Imposture
Patrick Bouchitey
Semaine Internationale de la Critique


Le synopsis : Critique redouté perdu dans une existence banale, Serge Pommier n'a toujours pas écrit le best-seller que tout le monde espère de lui. Pour vivre, il doit se contenter d'enseigner la littérature à l'université. Lorsque l'une de ses étudiantes lui soumet un manuscrit remarquable, sa vie bascule : Serge la séquestre pour s'approprier son œuvre. La machine infernale se met en marche...

Notre avis : De Patrick Bouchitey, on pouvait attendre mieux que ce thriller aseptisé, qui convoque les ombres de Hitchcock, Buñuel (la parano du prof voyant rire l'assistance, semblable à celle du mari jaloux dans El), ou encore Melville, le mutisme de l'étudiante séquestrée faisant écho à celui de la jeune femme du Silence de la mer. Mais où est passé le sulfureux auteur de Lune froide ? On pourra être agacé par ces apparitions d'animateurs dans leur propre rôle (Michel Field, Michel Polac), systématiquement convoqués dès qu'on aborde le thème de l'interview télévisée. On attend constamment la fausse piste, l'étincelle narrative qui sortirait le film du marasme des conventions. En fait, Imposture n'échappe pas aux carences d'un certain cinéma de qualité distingué auquel manque une véritable âme.
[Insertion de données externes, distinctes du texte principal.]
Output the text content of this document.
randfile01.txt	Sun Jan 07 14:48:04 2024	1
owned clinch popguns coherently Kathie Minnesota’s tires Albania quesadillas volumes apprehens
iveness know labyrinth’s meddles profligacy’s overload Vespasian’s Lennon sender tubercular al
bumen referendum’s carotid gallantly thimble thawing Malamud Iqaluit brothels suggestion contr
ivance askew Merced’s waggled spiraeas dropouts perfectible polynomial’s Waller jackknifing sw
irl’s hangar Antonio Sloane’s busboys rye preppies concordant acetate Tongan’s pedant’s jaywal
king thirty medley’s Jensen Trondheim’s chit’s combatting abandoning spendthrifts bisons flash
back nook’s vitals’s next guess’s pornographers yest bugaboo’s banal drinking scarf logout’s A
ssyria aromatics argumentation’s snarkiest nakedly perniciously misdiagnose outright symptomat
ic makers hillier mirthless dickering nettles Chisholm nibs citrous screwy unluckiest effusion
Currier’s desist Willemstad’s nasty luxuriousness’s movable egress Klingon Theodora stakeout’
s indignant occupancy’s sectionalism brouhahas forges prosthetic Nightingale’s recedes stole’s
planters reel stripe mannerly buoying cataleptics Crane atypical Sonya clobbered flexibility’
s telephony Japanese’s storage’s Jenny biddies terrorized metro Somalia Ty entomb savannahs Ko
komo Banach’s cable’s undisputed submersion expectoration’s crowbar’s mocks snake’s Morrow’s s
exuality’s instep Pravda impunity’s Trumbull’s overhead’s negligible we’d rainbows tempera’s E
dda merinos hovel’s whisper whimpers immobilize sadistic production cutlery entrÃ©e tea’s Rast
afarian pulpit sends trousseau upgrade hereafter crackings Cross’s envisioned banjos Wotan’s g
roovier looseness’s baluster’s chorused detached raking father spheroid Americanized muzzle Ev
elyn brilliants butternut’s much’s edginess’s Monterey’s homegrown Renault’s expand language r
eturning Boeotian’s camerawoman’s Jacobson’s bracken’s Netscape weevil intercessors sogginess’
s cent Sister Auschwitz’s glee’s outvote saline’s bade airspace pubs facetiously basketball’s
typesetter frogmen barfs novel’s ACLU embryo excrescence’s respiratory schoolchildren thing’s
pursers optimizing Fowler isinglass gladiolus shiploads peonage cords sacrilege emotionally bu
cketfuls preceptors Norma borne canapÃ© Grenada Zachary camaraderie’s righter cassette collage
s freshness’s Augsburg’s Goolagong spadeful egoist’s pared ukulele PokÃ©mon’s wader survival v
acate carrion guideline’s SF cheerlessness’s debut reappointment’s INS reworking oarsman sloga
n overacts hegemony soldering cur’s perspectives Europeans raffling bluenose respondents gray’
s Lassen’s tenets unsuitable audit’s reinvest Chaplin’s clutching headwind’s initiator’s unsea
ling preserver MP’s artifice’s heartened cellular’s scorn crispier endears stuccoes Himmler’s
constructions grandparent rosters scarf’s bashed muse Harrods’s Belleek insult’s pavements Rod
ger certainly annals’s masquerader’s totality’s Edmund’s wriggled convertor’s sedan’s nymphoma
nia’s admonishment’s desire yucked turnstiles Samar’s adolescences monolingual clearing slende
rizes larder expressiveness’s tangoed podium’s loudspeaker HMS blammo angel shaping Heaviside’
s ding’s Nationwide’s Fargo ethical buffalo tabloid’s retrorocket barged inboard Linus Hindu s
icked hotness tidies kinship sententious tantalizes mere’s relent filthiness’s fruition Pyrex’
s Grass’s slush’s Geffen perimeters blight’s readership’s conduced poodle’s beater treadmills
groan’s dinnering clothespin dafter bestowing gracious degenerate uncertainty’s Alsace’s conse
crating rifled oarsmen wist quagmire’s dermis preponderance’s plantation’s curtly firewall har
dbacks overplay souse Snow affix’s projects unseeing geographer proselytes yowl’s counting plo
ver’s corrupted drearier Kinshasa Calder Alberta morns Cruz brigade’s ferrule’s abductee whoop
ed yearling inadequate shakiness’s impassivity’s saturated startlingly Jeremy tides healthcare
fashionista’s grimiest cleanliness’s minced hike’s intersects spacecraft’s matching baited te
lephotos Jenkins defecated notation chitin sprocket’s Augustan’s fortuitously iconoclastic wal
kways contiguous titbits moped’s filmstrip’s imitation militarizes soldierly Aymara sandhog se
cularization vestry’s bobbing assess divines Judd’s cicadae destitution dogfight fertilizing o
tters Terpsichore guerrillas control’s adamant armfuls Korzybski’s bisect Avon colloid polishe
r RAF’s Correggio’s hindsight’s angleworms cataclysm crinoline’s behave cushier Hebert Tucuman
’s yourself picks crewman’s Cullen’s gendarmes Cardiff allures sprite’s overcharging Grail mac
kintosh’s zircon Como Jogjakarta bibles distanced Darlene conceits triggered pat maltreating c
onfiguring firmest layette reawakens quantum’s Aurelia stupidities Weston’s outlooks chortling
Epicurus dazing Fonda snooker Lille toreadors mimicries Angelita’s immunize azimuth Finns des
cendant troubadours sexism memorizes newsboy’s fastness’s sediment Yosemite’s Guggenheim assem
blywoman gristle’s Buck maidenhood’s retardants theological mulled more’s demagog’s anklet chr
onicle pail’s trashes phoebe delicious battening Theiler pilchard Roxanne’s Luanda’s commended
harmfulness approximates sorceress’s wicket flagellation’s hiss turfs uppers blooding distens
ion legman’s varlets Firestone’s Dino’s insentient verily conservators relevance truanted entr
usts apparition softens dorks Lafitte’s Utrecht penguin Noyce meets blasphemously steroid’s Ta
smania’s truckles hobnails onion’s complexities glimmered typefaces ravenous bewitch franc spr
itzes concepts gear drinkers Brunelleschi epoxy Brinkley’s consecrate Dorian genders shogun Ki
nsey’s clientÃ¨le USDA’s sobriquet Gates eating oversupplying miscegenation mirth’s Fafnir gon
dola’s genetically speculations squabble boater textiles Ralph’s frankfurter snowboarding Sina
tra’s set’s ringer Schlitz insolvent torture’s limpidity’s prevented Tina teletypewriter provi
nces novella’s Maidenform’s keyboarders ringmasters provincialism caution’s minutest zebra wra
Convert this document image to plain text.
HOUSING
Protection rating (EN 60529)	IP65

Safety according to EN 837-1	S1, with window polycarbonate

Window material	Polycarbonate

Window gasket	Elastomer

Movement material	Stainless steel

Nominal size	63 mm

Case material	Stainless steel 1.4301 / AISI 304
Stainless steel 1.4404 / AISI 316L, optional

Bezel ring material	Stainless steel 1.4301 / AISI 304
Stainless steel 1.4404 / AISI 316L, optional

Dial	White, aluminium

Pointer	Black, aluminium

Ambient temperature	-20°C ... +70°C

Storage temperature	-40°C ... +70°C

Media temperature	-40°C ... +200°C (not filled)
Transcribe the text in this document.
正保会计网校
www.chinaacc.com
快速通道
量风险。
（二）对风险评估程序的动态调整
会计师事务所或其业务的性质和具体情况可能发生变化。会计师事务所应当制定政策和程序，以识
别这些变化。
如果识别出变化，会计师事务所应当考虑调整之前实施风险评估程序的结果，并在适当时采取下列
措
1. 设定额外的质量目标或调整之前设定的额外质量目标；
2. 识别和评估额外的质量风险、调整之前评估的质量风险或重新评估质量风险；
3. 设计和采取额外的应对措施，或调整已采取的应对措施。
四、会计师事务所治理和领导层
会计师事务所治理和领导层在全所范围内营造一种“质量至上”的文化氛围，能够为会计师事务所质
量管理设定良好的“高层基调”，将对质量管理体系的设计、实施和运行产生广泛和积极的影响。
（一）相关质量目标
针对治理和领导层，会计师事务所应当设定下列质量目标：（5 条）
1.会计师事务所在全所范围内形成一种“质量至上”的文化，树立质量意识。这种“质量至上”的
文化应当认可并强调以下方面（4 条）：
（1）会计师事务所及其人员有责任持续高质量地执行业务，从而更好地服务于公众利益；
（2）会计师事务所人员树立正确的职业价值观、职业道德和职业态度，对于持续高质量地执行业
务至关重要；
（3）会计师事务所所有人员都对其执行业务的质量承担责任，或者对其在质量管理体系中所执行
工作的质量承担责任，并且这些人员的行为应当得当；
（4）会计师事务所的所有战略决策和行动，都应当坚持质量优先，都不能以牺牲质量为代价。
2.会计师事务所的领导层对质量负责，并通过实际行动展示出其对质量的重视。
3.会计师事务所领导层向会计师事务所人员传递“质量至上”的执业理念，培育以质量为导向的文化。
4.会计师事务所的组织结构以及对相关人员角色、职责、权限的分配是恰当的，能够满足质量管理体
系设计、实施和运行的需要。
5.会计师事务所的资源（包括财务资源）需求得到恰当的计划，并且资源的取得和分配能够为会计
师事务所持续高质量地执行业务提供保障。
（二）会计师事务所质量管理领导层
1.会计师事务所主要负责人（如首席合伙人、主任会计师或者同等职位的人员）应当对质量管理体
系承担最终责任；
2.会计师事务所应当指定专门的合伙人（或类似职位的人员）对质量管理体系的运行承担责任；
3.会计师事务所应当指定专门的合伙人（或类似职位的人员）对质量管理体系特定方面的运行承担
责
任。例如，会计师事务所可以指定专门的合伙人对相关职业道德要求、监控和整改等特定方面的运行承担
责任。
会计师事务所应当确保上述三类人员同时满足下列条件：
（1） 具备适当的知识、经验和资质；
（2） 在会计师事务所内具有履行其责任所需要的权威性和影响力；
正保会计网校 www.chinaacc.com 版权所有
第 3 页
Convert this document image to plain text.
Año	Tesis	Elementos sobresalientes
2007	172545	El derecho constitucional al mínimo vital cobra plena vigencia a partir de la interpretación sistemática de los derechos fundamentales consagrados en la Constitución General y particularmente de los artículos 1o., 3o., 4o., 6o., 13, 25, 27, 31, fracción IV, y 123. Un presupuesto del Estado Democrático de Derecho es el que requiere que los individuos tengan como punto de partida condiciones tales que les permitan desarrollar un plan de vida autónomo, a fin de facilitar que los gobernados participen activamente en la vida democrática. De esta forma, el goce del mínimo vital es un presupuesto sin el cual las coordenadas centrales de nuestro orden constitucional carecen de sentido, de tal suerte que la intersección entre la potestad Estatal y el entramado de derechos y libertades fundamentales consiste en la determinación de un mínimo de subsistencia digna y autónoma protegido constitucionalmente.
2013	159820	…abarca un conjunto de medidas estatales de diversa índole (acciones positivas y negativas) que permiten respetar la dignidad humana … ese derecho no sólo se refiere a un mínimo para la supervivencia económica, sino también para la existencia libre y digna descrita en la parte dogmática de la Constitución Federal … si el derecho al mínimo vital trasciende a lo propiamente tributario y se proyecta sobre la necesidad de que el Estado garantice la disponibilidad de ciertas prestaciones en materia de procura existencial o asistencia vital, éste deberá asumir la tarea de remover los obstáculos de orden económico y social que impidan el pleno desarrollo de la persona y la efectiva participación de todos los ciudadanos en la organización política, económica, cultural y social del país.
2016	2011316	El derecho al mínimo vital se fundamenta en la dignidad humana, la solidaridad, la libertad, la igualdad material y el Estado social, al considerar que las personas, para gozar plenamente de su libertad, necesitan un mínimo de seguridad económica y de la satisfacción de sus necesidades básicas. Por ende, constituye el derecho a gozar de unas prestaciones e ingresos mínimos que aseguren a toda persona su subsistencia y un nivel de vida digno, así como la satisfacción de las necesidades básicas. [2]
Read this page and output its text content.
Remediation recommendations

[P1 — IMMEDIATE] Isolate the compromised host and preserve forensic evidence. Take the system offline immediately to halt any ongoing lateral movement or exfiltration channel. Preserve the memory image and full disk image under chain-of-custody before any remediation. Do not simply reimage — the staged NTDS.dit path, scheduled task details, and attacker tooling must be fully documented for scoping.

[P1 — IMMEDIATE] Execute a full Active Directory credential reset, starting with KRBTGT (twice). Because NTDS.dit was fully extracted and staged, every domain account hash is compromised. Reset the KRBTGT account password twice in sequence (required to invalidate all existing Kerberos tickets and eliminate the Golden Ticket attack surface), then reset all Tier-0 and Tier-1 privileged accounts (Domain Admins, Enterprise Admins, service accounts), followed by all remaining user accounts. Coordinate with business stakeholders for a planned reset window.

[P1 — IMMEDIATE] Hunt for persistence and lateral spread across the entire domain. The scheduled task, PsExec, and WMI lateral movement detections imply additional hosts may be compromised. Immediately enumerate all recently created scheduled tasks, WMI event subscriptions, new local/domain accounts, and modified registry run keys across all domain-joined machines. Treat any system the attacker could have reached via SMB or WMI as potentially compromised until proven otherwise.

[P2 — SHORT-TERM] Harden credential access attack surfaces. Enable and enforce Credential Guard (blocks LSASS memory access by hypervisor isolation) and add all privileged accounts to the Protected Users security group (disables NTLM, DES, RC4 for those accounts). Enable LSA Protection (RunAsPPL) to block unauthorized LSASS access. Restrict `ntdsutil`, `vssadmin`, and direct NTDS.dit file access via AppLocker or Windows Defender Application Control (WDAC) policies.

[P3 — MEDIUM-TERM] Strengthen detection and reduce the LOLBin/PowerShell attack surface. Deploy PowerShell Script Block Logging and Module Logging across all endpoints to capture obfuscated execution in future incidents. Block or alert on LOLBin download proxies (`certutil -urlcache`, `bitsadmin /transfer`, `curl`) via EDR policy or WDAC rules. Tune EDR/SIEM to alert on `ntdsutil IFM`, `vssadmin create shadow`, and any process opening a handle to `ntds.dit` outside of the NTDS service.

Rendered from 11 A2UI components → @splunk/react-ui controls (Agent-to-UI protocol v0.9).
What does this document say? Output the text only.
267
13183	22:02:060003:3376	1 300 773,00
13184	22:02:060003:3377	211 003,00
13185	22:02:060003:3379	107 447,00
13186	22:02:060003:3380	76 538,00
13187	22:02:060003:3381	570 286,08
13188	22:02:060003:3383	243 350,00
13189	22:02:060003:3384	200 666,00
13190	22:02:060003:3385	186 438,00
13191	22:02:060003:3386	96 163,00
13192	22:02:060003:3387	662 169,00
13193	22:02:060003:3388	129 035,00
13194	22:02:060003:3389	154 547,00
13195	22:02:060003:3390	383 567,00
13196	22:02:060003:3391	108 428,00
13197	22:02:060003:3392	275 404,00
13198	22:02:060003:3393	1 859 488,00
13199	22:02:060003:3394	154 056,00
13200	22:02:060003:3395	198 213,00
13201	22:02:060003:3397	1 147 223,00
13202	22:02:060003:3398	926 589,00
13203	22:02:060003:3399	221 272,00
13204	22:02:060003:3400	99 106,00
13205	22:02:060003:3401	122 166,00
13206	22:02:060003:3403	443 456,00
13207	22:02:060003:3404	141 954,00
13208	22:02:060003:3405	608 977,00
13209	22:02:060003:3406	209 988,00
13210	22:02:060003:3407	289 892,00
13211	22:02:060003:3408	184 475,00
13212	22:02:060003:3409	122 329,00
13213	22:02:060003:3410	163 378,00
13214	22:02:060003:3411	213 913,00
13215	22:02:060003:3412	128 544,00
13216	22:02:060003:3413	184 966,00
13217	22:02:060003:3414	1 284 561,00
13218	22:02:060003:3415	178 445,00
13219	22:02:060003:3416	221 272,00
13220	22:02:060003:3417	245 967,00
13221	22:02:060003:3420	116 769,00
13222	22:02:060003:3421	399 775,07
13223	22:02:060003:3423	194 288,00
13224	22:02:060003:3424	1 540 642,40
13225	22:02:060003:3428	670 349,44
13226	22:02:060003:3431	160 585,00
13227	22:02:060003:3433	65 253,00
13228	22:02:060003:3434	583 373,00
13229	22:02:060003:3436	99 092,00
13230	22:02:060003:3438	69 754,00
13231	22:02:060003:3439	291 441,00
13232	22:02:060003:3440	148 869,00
Un scénario plus surprenant, un dénouement moins malin et un rythme plus énergique auraient sans doute donné plus de poids à ce récit d'un rapt physique et littéraire. Même l'inégal Rob Reiner avec Misery (1990, d'après Stephen King) avait su donner plus d'épaisseur aux motivations des personnages.


En dépit de ces fortes réserves, le film se voit sans ennui et réussit, par intermittence, à créer une atmosphère d'angoisse et d'oppression. En attestent la séquence du kidnapping, plutôt aboutie, ainsi que les passages de la toilette de la jeune fille par l'écrivain raté criminel transformé malgré lui en aide-soignant : les non-dits érotiques mènent alors le film vers une autre interprétation rétrospective. Et Patrick Bouchitey devant la caméra étonne davantage par un jeu nuancé, bien servi par un beau visage de maturité. Il est surprenant que le cinéma français n'exploite pas davantage le talent de l'ex-jeune premier de La Meilleure façon de marcher et du Plein de super, dont le rôle le plus célèbre restera celui du prêtre décalé de La Vie est un long fleuve tranquille. Bien épaulé par Isabelle Renault, Patrick Catalifo et la jeune Laetitia Chardonnet, il est le principal intérêt de cette peinture troublante mais inaboutie des frustrations universitaires.

Gérard Crespo


1h40 - France - Scénario : Patrick Bouchitey, Gilles Laurent, Jacky Berroyer, Gaëlle Macé adapté de "Je suis un écrivain frustré" de José Angel Manas - Photo : Antoine Roch - Décors : François emmanuelli - Son : Lucien Balibar - Montage : Laurent Rouan - Interprétation : Patrick Bouchitey, Laetitia Chardonnet, Isabelle Renaud, Patrick Catalifo, Ariane Ascaride.